The weight of attacks at Mons, and the risk of being outflanked by the numerically superior Germans, made the British positions increasingly untenable. To the astonishment of those who could see no more than the results of their marksmanship, a retirement was ordered, and the men fell back through Mons and on to the hot and dusty roads leading south.

Captain William Morritt was serving with his battalion, 1st East Surrey Regiment, on the German side of the Mons-Condé Canal, around three miles west of Mons. His battalion was deployed on the forward side of the canal, defending a railway bridge. During the engagement, he went to see some men on his right flank, returning to discover that those he had just left were falling back from their positions towards the canal. Morritt shouted to them to stop but was told that Germans were behind them and that they were in danger of being cut off. The enemy had managed to reach a rising embankment that led up to the bridge. If there had been an order to his company to retire, Morritt had not received it and he took the only course of action that seemed open: he ordered those men still under his command to fix bayonets and charge the Germans between him and the canal.

 

I got my revolver out to load. I had just done this when I was hit in the right wrist which knocked it out of my hand. I could not then draw my sword as I had no strength in my right hand, when I rushed forward I got a bullet in my calf and another just above the right knee which brought me down. I then had the satisfaction of seeing a German 20 yards off aiming carefully at me. I was saved by a miracle; the shot hit the solid hilt of my sword, square in the middle, bent it and broke it in halves, the bullet which otherwise would have gone through me was turned off. The shock of the bullet shook my body, and the German seeing that he had hit me, left me for dead.

 

Morritt remained where he lay for the rest of the day and night. ‘Luckily I had fallen on my wounded arm and the arm being slightly twisted, I think the weight of my body stopped the flow of blood and saved me.’ Morritt, and seven of those who survived, were picked up not by the Germans but by civilians who took them to a Franciscan convent for treatment.

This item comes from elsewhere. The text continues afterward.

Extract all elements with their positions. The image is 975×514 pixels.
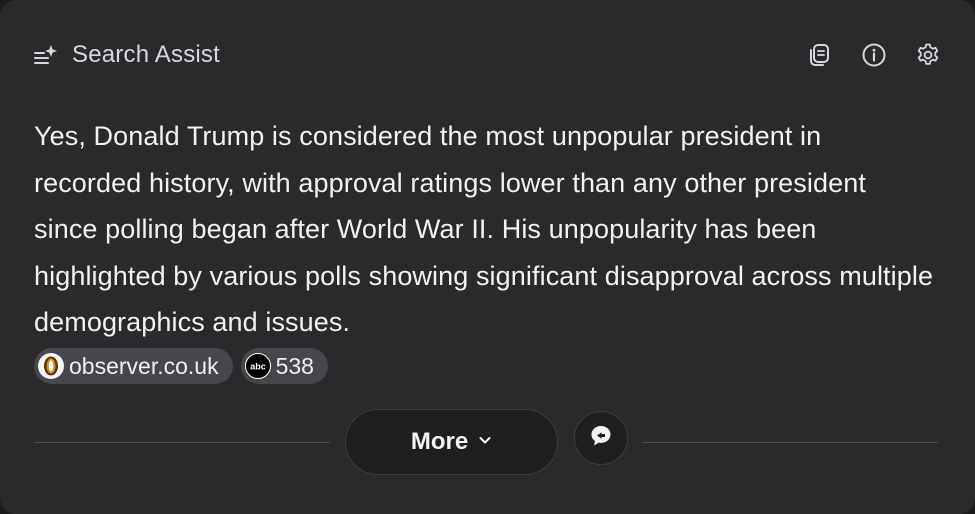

A retirement became a retreat. Two days after the Dragoons demonstrated their ‘superiority’ over enemy cavalry, the same men, along with Lancers and Hussars, took part in a wild charge against German machine guns and artillery. It was a frantic attempt to stop enemy infantry from enveloping the left flank of the BEF. Success this time was measured in hours bought for hard-pressed British infantry but at the cost of De Lisle’s 2nd Cavalry Brigade, which was temporarily scattered to the winds. On this occasion, they had been no match for such a blizzard of shells and bullets.

Lieutenant Alexander Gallaher of the 4th (Royal Irish) Dragoon Guards was brought down in this charge. His horse fell, pinning him to the ground until, in pain, he struggled free and crawled into a cowshed where three men were already sheltering. In no position to escape, they waited for the enemy to arrive.

 

A German officer and two German soldiers with bayonet on rifles, came through the doorway. In the officer’s hand was a tiny pop-gun of a pistol, which he pointed at each of the four of us as he went from one to the other. Reaching my corner he stooped and relieved me of my revolver and my map-case, the later containing a notebook in which were an entry or two that I knew would hold his big, round blue eyes.
Running through my pockets he came to a purse with seven sovereigns in it. This he tucked back in the pocket of my tunic, then stepped out of the door to examine my notebook in the fading light. Other wounded men were brought in with those slightly injured taken away to help collect the dead and injured, both friend and foe, who still lay on the battlefield.